IEEE Access | 卷:10 |
Electricity Theft Detection in Smart Grids Based on Deep Neural Network | |
Ling Cheng1  Shamin Achari1  Leloko J. Lepolesa1  | |
[1] School of Electrical and Information Engineering, University of the Witwatersrand, Johannesburg, Johannesburg, South Africa; | |
关键词: Deep neural network; electricity theft; machine learning; minimum redundancy maximum relevance; principal component analysis; smart grids; | |
DOI : 10.1109/ACCESS.2022.3166146 | |
来源: DOAJ |
【 摘 要 】
Electricity theft is a global problem that negatively affects both utility companies and electricity users. It destabilizes the economic development of utility companies, causes electric hazards and impacts the high cost of energy for users. The development of smart grids plays an important role in electricity theft detection since they generate massive data that includes customer consumption data which, through machine learning and deep learning techniques, can be utilized to detect electricity theft.

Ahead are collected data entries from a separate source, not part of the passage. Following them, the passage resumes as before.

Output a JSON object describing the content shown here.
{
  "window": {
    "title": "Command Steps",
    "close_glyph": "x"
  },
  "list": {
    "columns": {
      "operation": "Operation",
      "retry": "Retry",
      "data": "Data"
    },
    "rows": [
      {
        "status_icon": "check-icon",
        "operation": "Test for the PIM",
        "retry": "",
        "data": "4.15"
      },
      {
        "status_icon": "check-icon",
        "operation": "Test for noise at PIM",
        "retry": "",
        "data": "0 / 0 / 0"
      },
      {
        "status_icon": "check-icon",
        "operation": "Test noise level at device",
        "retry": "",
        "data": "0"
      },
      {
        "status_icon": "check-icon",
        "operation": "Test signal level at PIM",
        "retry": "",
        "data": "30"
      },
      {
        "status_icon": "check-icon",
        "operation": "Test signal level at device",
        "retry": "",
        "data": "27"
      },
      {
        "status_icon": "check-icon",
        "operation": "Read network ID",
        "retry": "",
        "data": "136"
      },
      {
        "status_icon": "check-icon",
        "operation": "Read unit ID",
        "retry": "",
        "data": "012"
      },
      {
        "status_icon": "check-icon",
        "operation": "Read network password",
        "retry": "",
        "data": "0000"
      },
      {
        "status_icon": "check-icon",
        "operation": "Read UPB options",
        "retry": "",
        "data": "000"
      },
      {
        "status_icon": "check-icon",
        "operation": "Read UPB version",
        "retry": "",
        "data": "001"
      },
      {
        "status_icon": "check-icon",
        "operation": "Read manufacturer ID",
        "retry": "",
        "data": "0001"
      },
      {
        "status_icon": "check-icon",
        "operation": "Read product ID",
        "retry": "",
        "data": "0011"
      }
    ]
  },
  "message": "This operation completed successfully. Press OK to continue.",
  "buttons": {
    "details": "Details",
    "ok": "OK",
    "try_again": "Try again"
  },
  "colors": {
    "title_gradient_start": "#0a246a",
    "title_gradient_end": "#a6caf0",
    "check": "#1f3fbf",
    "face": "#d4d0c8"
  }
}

This paper introduces the theft detection method which uses comprehensive features in time and frequency domains in a deep neural network-based classification approach. We address dataset weaknesses such as missing data and class imbalance problems through data interpolation and synthetic data generation processes. We analyze and compare the contribution of features from both time and frequency domains, run experiments in combined and reduced feature space using principal component analysis and finally incorporate minimum redundancy maximum relevance scheme for validating the most important features. We improve the electricity theft detection performance by optimizing hyperparameters using a Bayesian optimizer and we employ an adaptive moment estimation optimizer to carry out experiments using different values of key parameters to determine the optimal settings that achieve the best accuracy. Lastly, we show the competitiveness of our method in comparison with other methods evaluated on the same dataset. On validation, we obtained 97% area under the curve (AUC), which is 1% higher than the best AUC in existing works, and 91.8% accuracy, which is the second-best on the benchmark.